The content of settlements ExxonMobil has reached with a dozen insurance companies over denied coverage of thousands of asbestos-related lawsuits should be turned over, certain insurers have argued to a Manhattan Supreme Court judge.

These agreements contain information that is “material and necessary” to their defenses and vital to ensuring that the oil giant does not benefit from a double recovery, partners at Simpson Thacher & Bartlett argue in a March 18 motion to compel disclosure in ExxonMobil v. Certain Underwriters at Lloyd’s, London, 650503/2012.

The insurance coverage action is being handled by Justice Lawrence Marks, who sits in the Commercial Division.

In 2012, ExxonMobil, represented by Covington & Burling, filed suit against scores of insurers for declaratory judgment and breach of contract for the insurers’ alleged failure to indemnify the corporation for wrongful death and serious injury asbestos-related claims purportedly covered under general liability primary and excess policies.

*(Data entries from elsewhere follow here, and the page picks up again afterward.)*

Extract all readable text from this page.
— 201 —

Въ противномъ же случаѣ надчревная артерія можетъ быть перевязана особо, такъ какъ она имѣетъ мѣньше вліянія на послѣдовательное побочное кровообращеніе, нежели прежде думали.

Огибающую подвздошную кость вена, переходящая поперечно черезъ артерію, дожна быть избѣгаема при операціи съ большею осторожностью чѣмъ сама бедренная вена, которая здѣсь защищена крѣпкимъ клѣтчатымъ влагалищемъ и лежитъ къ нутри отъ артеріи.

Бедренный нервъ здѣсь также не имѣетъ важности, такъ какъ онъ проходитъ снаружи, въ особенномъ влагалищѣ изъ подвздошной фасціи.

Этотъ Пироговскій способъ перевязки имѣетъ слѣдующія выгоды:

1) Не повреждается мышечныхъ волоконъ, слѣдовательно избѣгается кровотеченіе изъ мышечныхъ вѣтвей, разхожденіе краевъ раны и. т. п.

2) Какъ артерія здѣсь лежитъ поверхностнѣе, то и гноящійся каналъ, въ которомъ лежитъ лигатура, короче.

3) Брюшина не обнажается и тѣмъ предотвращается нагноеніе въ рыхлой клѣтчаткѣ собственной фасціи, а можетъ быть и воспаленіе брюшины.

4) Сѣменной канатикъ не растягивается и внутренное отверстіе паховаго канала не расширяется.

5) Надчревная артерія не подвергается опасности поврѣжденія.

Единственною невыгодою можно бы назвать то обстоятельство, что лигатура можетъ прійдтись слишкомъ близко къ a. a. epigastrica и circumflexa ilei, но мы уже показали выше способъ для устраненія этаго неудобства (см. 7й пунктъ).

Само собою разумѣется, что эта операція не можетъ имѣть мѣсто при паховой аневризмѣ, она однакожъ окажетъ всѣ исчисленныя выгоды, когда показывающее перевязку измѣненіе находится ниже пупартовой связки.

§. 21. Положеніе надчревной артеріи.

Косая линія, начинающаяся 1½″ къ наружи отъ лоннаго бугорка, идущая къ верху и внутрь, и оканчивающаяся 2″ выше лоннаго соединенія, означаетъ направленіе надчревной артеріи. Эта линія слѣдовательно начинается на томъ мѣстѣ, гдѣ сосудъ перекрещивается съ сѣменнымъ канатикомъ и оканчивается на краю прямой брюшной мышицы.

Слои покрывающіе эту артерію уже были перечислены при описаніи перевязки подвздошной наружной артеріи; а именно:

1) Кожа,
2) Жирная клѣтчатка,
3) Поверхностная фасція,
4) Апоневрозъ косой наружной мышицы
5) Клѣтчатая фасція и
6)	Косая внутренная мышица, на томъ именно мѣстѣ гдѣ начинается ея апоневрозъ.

The underlying asbestos-related claims were brought by employees and contractors who worked at Exxon petrochemical facilities in Baytown, Texas; Baton Rouge, LA; Benicia, CA; and Bayway, NJ between 1963 and 1980 or were harmed as the result of Mobil’s manufacturing of asbestos-coated products in that same time frame.

Exxon and Mobil merged in 1999 to become ExxonMobil.

ExxonMobil has reached 12 settlement agreements with 37 of these insurers, including Liberty Mutual, New York Marine & General Insurance, Carolina Casualty, and others, filing motions for discontinuance against these companies on March 11.

A total 24 law firms have been involved in representing the insurers, including Simpson Thacher, Duane Morris, Crowell & Moring, Coughlin Duffy and Rivkin Radler.

Court exhibits show that by ExxonMobil’s calculations, it has, as of Sept. 30, 2011, incurred losses of $301 million relating to these asbestos claims—with $195 million accrued from defense costs alone.

Lloyd’s allocated share of these losses is allegedly $87 million.

In January 2013, Marks refused to dismiss the lawsuit as it relates to Everest Reinsurance and Carolina Casualty, who alleged the oil giant’s failure to state a claim against them.

In the latest motion, Simpson Thacher partners Mary Beth Forshaw and Bryce Friedman, representing Certain Underwriters at Lloyd’s, London; Government Employees Insurance; National Union Fire Insurance and Northern Assurance Company, among other insurers, state that ExxonMobil has refused to disclose the terms of the recent settlements, citing confidentiality and parties’ refusal to grant consent to disclosure.

Although ExxonMobil has offered to disclose the “aggregate” settlement amount, that is not good enough, the motion states.

The defense attorneys argue that full disclosure of the settlement is material since it could “completely eliminate or reduce any obligations Moving Insurers allegedly owe to ExxonMobil,” since they allege that the settling insurers have “subscribed to the same policy or policies as one or more of the moving insurers.”

The motion also argues the insurers have a right to know whether these settlements were not for full payment but a portion of the alleged contractual liability, so the defendant insurers can tell whether “they are not being asked to pay more than their fair and legal share of any contractual liability.”

The motion argues, moreover, that claims for joint and several liability should grant the moving insurers the right to seek a set-off or subrogation from ExxonMobil or the settling insurers.

Simpson Thacher’s Friedman did not return calls for comment. P. Benjamin Duke, a Covington partner, declined comment on the matter.

ExxonMobil’s reply to the motion is due by April 1. Marks has scheduled oral argument on the motion for May 12.

ExxonMobil states in its complaint that while thousands of asbestos-related claims have been settled or otherwise disposed of, “thousands” more are pending while the corporation “expects more to be filed in the future.”